6章 Wish I could -甘い痛み-

6章 Wish I could

chapter2-6

何の消息も掴めないまま、季節は秋になろうとしていた。

エドは客先からオフィスに戻ると、パソコンの電源を入れ、カバンの中の資料をデスクの上にどさりと置いた。数件のメールを確認して、返信を送ると、エドは視線をディスプレイから窓の外に移した。美しく晴れた空の下に、色づき始めたセントラルパークの木々が広がっている。

「レイ、君はどこにいるんだ?」
そう呟くと、小さくため息をついた。

ケニーもダンサー仲間に当たってくれているが、なんの情報もつかめていない。日本にいるジェイや千夏の元にも何の連絡もないと言う。

「僕は、君を忘れるべきなのか?君は、もう僕の事など忘れてしまったのか?」

諦めにも似た気持ちが、エドの頭をよぎった。ニューヨークに来れば、彼女を見つけられると信じて疑わなかった気持ちが、少しずつ揺らぎ始めていた。もう彼女を探し出す事は無理なのではないか、と。

エドは疲れたように息を吐くと、メーラーの画面を見た。受信トレイの“Spam”と名前の付けられたフォルダには、何通もの未読メールがたまっている。それは、メールサーバがスパムと判別したメールを振り分けているフォルダだった。ごく稀に、必要なメールがスパムと判別される時があるので、直接削除せずに、確認してから削除するようにしていたのだった。
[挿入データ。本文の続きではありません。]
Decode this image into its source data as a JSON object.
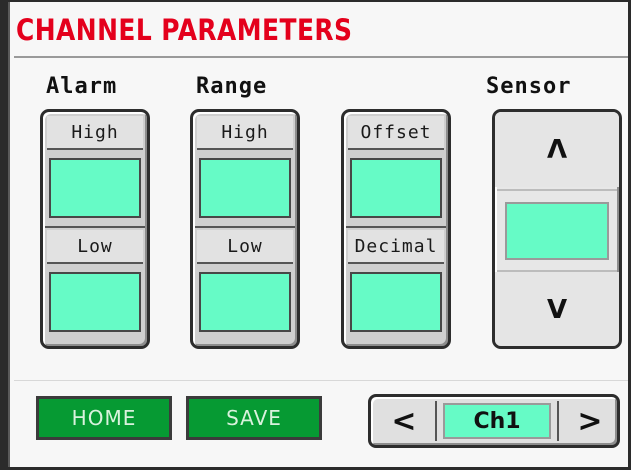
{
  "title": "CHANNEL PARAMETERS",
  "groups": {
    "alarm": "Alarm",
    "range": "Range",
    "sensor": "Sensor"
  },
  "alarm_panel": {
    "high_label": "High",
    "high_value": "",
    "low_label": "Low",
    "low_value": ""
  },
  "range_panel": {
    "high_label": "High",
    "high_value": "",
    "low_label": "Low",
    "low_value": ""
  },
  "offset_panel": {
    "offset_label": "Offset",
    "offset_value": "",
    "decimal_label": "Decimal",
    "decimal_value": ""
  },
  "sensor_panel": {
    "up_label": "Λ",
    "value": "",
    "down_label": "V"
  },
  "buttons": {
    "home": "HOME",
    "save": "SAVE"
  },
  "channel_selector": {
    "prev_label": "<",
    "value": "Ch1",
    "next_label": ">"
  },
  "colors": {
    "title": "#e4001c",
    "field": "#66fbc6",
    "button": "#069a33"
  }
}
エドは、もう何ヶ月もこのフォルダの中をチェックするのを忘れていたことを思い出すと、2週間前までの件名と送信者を確認した後、何の躊躇いもなく、そのフォルダの中身をすべて削除した。

1週間以上前のメールに返信していなければ、クライアントから連絡があるはずだと思ったからだ。それに、重要な事をメールだけで連絡を済ませるなどありえなかった。
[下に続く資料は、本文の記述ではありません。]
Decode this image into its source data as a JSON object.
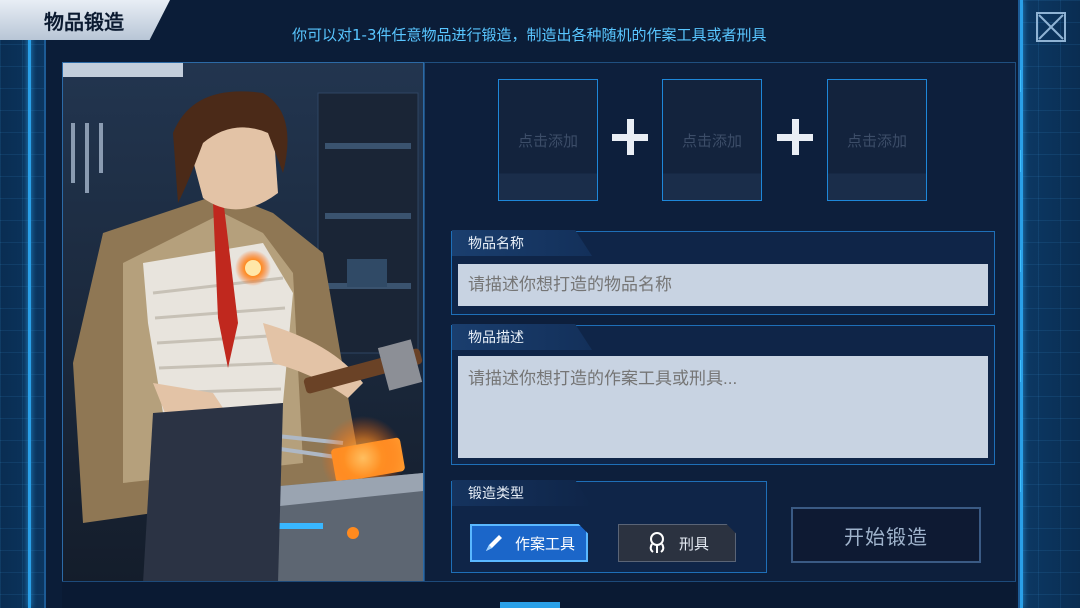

しかし、彼が削除したメールの中には、数ヶ月前にジェイから送信されたものがいくつか混ざっていた。それは、レイの手がかりになる事を知らせたメールで、ABTにいた頃に使っていた名前や、住んでいた場所、よく行っていたという場所を知らせたメールだった。

ノックの音が聞こえると、サラが書類と郵便物の束を持って入って来た。

「N社の調査資料と郵便物、注文した本も届いてます。それと午後の打ち合わせは2時からに変更して欲しいと連絡が」

サラはそう言いながら、資料と郵便物をデスクに置くと
「コーヒーでもお持ちしましょうか?疲れた顔をしてますよ」と言った。
「いや、いいよ。ありがとう」
「そうですか?飲みたくなったらいつでも言ってください」
そう言ってにこりと笑うと、サラは部屋を出て行った。

彼女は時々、レイに似た笑顔を向ける。その度に、エドの胸はズキリと痛むと同時に、心の奥で甘く切ない気持ちを感じていた。

自分のデスクに戻ったサラは、少し心配そうにエドのオフィスを見た。半分だけ開けられたブラインドの向こうには、デスクの写真に目をやる彼の姿が見える。いつも寂しそうな表情で、それを見つめている姿が、サラの目にはとても切なく映り、気がかりだった。

彼が時々、自分の姿を透かして別の誰かを見ている事にも、何となく気付いていた。そんな時の彼の目は、とても切なく悲しい色をしていた。多分、自分の向こうに見ているのは、婚約者の彼女なのだろう。

自分の意思とは関係のないところで、恋人を日本に残して来なければならない理由があったのだろうか?とサラは思った。 確かにサラは、エドに対して淡い恋心を持ってはいたが、積極的に何か行動を起こそうとは、露ほども思っていなかった。なぜなら、彼に対する気持ちは、仕事のモチベーションを上げるためのスパイスと捉えていたからだ。仕事の場、特に上司にはそれ以上の感情は持ち込まないのがサラの信条だった。